Let’s review some of the miscalculations promulgated by the so-called “experts.” I’ll start with a classic head-scratcher. From mid-October to Nov. 26, the National Bureau of Economic Research Panel was the subject of a massive hype. The nation waited with bated breath for the panel to proclaim whether or not the economy was in a recession. On Nov. 26, the panel said we had been in a recession since March. That’s nine months. Gee, and a lot of our friends found that we were not at the end of the world. Far from it.

The panel is made up of academic economists from Harvard, Stanford and other prestigious universities. Many private economists, along with some panel members, believe the current downturn will be mild. A significant comment from the “experts” is this: “Although consumer spending has slowed, it is surprisingly strong for a recession.”
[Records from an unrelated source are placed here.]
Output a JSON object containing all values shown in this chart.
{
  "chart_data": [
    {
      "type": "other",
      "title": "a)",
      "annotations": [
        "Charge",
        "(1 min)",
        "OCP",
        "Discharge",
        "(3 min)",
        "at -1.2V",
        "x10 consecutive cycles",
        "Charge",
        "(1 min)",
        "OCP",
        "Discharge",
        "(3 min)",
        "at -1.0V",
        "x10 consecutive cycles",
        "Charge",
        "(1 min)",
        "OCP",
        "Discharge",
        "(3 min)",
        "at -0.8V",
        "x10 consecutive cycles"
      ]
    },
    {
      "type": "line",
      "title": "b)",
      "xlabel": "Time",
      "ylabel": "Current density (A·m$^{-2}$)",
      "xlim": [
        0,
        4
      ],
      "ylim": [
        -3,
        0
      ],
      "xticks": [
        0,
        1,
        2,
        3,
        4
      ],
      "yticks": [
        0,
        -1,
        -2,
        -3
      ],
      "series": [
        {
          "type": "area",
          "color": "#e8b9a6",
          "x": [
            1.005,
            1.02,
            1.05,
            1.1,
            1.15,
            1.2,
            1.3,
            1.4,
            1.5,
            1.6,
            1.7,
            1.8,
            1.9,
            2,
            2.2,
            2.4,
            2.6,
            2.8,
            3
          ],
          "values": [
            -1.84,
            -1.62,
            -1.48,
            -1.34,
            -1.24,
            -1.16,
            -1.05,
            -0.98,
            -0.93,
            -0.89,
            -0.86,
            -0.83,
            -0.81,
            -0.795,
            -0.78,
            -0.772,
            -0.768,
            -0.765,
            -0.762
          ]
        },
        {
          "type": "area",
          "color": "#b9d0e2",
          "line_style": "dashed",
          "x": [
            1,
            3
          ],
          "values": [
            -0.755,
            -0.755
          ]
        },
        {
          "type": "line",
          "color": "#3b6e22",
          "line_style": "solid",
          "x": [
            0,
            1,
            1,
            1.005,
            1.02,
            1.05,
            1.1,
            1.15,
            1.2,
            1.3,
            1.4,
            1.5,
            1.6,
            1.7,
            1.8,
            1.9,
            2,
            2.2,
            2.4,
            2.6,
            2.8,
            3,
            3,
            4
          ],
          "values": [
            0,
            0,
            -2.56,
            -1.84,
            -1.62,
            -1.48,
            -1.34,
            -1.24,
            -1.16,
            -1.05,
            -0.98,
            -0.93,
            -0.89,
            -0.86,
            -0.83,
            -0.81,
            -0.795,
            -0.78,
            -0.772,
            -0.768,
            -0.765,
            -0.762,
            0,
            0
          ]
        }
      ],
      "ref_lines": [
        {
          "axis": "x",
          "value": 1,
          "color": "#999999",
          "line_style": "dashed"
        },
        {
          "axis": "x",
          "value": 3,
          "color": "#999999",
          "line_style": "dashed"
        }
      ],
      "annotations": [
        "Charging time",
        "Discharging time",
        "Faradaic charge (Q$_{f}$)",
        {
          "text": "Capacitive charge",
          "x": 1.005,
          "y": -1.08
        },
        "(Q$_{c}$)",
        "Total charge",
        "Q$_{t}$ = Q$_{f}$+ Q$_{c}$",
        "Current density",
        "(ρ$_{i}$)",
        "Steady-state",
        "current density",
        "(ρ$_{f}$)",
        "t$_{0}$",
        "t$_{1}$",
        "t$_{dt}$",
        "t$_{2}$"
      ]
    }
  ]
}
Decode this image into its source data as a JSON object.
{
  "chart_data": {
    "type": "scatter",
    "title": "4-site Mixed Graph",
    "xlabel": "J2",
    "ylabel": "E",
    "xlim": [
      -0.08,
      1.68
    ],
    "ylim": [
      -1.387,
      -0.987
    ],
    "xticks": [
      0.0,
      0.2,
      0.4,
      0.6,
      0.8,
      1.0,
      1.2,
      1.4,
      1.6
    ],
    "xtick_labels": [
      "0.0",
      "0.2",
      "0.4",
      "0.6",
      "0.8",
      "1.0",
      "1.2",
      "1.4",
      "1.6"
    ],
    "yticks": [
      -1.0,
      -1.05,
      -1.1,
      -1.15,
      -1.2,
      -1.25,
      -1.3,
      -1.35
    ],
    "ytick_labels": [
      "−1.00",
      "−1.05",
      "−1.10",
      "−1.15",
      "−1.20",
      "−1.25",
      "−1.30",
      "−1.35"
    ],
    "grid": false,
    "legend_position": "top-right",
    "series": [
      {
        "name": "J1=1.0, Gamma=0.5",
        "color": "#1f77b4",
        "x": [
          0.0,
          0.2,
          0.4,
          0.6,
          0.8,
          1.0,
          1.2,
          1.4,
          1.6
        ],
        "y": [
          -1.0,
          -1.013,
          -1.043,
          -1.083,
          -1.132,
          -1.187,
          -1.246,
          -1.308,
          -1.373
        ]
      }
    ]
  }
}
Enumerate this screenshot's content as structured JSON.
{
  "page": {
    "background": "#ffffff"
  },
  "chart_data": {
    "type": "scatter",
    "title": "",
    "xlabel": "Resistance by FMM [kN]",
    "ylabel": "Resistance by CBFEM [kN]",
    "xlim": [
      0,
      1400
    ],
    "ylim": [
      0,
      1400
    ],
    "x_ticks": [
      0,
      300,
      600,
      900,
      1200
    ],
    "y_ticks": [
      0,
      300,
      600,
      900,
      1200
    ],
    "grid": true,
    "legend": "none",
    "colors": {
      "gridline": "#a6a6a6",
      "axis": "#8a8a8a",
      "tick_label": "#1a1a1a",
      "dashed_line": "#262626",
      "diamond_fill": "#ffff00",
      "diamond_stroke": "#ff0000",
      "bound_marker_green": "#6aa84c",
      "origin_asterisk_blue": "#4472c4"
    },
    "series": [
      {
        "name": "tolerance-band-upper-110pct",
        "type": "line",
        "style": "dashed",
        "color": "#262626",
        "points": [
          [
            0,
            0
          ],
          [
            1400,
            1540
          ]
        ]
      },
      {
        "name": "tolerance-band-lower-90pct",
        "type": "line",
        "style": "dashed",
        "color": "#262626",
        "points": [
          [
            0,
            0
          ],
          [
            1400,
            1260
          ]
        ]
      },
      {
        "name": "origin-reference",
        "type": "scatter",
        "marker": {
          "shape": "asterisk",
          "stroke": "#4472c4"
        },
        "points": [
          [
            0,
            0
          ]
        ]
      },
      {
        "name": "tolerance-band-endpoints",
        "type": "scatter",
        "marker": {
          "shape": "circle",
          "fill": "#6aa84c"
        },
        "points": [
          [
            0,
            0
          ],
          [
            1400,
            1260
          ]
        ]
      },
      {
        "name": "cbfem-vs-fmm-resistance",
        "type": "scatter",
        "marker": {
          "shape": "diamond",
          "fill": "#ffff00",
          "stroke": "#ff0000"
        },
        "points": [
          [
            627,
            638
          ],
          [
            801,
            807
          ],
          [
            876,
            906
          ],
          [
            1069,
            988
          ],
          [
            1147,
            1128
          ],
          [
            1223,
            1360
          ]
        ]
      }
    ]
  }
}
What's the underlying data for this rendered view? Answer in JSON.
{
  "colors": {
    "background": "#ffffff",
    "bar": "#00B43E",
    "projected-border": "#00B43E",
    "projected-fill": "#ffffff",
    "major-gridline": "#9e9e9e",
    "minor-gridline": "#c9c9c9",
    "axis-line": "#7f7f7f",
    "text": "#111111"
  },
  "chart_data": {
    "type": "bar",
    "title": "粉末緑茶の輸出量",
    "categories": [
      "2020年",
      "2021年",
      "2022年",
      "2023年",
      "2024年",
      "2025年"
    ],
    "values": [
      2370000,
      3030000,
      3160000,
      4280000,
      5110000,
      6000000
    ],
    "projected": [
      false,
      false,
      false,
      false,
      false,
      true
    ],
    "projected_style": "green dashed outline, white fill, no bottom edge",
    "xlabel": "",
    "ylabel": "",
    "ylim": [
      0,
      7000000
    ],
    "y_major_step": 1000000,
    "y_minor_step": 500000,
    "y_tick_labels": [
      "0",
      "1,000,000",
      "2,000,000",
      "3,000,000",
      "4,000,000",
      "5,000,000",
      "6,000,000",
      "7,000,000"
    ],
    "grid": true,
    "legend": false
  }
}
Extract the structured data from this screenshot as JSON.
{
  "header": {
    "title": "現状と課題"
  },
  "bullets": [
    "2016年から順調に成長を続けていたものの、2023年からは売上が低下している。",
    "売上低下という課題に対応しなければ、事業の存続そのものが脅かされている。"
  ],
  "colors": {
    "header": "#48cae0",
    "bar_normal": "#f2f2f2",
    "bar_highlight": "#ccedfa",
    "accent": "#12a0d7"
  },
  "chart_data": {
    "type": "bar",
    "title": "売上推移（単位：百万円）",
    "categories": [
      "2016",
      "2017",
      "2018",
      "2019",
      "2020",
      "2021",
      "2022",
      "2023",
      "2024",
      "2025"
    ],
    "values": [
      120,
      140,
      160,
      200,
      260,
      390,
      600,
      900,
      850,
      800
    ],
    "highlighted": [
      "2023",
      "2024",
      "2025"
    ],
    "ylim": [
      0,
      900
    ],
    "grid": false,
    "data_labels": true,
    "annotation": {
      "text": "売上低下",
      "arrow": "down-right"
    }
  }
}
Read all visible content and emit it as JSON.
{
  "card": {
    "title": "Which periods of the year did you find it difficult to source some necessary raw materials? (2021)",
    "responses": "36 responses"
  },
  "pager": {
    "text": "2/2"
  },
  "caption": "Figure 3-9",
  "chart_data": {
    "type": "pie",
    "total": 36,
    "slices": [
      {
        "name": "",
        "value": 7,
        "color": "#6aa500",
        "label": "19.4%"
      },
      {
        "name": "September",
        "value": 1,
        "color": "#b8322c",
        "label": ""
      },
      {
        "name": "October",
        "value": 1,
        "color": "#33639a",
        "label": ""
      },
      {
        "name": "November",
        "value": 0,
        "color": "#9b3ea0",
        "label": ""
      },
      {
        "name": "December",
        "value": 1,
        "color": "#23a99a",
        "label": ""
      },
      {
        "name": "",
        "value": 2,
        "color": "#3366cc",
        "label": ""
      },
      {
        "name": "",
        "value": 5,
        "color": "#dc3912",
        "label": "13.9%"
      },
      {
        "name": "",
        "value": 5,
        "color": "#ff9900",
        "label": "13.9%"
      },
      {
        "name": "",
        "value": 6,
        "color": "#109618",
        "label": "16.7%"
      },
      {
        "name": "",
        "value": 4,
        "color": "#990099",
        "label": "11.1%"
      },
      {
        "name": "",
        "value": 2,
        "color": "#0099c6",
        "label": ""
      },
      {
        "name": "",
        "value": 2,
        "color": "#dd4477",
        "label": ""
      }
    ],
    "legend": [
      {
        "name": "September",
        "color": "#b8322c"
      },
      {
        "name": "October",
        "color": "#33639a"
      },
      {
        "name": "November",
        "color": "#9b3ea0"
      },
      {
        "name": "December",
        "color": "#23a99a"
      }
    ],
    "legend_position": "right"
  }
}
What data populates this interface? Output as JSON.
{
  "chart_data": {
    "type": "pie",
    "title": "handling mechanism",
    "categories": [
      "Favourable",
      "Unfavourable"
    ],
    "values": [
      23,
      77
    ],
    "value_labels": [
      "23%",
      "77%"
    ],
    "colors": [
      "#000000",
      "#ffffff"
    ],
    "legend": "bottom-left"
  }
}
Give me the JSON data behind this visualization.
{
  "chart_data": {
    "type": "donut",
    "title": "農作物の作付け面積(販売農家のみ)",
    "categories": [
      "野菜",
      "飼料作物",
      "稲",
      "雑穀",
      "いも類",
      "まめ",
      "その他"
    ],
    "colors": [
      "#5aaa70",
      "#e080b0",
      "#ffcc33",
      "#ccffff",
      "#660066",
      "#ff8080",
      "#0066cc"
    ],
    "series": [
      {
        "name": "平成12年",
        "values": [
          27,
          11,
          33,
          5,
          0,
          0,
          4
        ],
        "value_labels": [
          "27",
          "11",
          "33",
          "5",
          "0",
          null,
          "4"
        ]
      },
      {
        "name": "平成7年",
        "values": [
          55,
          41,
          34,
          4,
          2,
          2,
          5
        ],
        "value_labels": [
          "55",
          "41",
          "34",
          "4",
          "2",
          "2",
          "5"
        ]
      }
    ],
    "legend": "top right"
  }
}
Allow me to mention some of the other miscalculations. In October, housing starts beat the forecasts. Existing home sales, which the “experts” expected to remain stagnant, instead bounced back in October with a 5.5% increase. Consumer sentiment/confidence rose (surprising many economists) in early November. Durable goods orders surged — and I mean surged — 12.8%. Which is a far better showing than analysts expected. October new home sales remained solid, again putting egg on the faces of many of our so-called “experts.”

It doesn’t take a rocket scientist to figure out that these facts and figures are far from the pits, and they relate in a positive manner to our industry. It is no secret that key driving forces for our industry are existing home sales and new home starts/sales. We have a huge — really huge — market waiting to be tapped, waiting to be served and waiting to be asked to buy. A big plus: today, people are more focused on their homes and are inclined to spend money to make them more comfortable, livable and inviting. Floor coverings certainly satisfy those needs, and then some.

For those who hone in on the basics, who take every opportunity to create and attract customers, this can be a fantastic year for sales and profits. Those who think business will come in automatically are destined for the junk heap — deservedly so.

There is no question that consumers are doing their own thinking and are not slaves to the “experts.” Everything points to the fact that there is a more than ample number of consumers interested in floor coverings.